Epilepsia Infantil: Quando Iniciar o Tratamento Medicamentoso?

SES-DF - Secretaria de Estado de Saúde do Distrito Federal — Prova 2026

Enunciado

Um paciente de oito anos de idade, previamente saudável, foi levado ao hospital em razão de crise tônico-clônica generalizada que dura cerca de três minutos. Recuperou-se bem, porém, no mesmo dia, apresentou novo episódio semelhante. O exame neurológico entre as crises evidenciouse normal. Não houve febre. A tomografia computadorizada realizada no pronto atendimento mostrou-se normal. O pediatra busca definir conduta inicial. Nesse caso, qual é a conduta mais adequada?

Alternativas

  1. A) Alta hospitalar sem medicações e seguimento ambulatorial tardio.
  2. B) Início imediato de benzodiazepínico de uso contínuo.
  3. C) Solicitação de punção lombar para todos os casos de crises repetidas.
  4. D) Início de anticonvulsivante de manutenção após segunda crise não provocada.

Pérola Clínica

≥ 2 crises não provocadas (mesmo < 24h) ou 1 crise com alto risco de recorrência → Iniciar DAE.

Resumo-Chave

O início de drogas antiepilépticas (DAE) é indicado após a segunda crise não provocada, pois o risco de recorrência a longo prazo supera os riscos dos efeitos colaterais.

Contexto Educacional

A abordagem da primeira crise convulsiva na infância foca em diferenciar crises provocadas (febre, distúrbios metabólicos, trauma) de crises não provocadas. Quando uma criança apresenta duas crises não provocadas, o diagnóstico de epilepsia é estabelecido e o tratamento profilático com drogas antiepilépticas (DAE) deve ser discutido com a família. No caso clínico, a criança teve duas crises no mesmo dia. Embora a definição clássica exija intervalo de 24 horas, na prática pediátrica e conforme diretrizes de prova, a ocorrência de crises repetidas não provocadas justifica o início da manutenção para evitar o status epilepticus e garantir a segurança do paciente.

Perguntas Frequentes

Quando iniciar anticonvulsivante após a primeira crise?

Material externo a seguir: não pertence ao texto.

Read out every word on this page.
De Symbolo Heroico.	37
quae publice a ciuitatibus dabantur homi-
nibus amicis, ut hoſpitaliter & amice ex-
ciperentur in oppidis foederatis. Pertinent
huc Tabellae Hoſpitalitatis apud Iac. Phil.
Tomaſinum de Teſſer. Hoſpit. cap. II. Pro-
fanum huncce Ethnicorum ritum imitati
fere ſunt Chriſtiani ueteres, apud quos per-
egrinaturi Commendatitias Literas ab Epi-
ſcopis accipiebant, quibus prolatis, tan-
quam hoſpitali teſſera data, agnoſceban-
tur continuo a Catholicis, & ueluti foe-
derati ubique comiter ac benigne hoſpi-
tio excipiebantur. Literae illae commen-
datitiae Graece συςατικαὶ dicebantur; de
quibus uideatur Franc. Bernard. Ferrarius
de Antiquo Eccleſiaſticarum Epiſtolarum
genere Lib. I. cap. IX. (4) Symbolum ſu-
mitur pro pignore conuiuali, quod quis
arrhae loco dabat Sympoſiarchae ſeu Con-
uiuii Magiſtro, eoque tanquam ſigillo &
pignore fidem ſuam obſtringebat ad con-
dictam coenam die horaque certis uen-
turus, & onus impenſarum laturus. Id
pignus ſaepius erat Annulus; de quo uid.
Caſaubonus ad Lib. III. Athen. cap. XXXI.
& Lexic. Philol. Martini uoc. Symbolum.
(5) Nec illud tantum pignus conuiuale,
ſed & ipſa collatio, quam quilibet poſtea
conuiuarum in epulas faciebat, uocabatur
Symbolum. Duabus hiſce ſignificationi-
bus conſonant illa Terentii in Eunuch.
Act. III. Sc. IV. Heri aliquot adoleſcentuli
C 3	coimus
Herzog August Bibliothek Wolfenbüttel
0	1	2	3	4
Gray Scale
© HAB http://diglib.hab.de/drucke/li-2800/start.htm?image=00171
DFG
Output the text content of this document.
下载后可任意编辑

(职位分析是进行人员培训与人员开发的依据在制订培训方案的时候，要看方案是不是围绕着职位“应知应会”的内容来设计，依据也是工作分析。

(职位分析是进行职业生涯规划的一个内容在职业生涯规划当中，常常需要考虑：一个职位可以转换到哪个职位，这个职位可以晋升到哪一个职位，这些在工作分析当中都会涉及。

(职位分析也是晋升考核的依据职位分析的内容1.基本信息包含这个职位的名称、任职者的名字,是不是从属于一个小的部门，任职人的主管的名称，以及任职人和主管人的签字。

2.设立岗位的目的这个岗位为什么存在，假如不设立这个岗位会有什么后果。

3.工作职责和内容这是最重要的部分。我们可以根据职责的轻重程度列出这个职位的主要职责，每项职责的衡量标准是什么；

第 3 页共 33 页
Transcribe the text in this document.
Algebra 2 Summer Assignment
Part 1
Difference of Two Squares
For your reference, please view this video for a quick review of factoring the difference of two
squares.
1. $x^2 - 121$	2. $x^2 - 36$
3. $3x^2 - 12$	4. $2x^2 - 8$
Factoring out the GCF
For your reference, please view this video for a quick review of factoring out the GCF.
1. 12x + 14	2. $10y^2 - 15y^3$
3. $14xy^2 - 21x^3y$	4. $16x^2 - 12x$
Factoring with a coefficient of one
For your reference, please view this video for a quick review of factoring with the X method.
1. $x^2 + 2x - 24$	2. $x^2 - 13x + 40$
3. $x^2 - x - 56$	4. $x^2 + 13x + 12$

Geralmente não se inicia após a primeira crise, a menos que haja alto risco de recorrência (>60%), como em casos de lesão estrutural cerebral na imagem ou EEG com atividade epileptiforme clara.

Qual a definição atual de epilepsia pela ILAE?

Epilepsia é definida por: 1) Pelo menos duas crises não provocadas ocorrendo com intervalo > 24h; 2) Uma crise não provocada e uma probabilidade de crises futuras semelhante ao risco de recorrência geral após duas crises (pelo menos 60%); 3) Diagnóstico de uma síndrome epiléptica.

É necessário realizar TC em toda criança com primeira crise?

A neuroimagem (preferencialmente RM) é indicada em crises focais, déficit neurológico focal persistente, sinais de hipertensão intracraniana ou em crianças menores de 6 meses. Em crises generalizadas típicas com exame normal, a urgência é menor.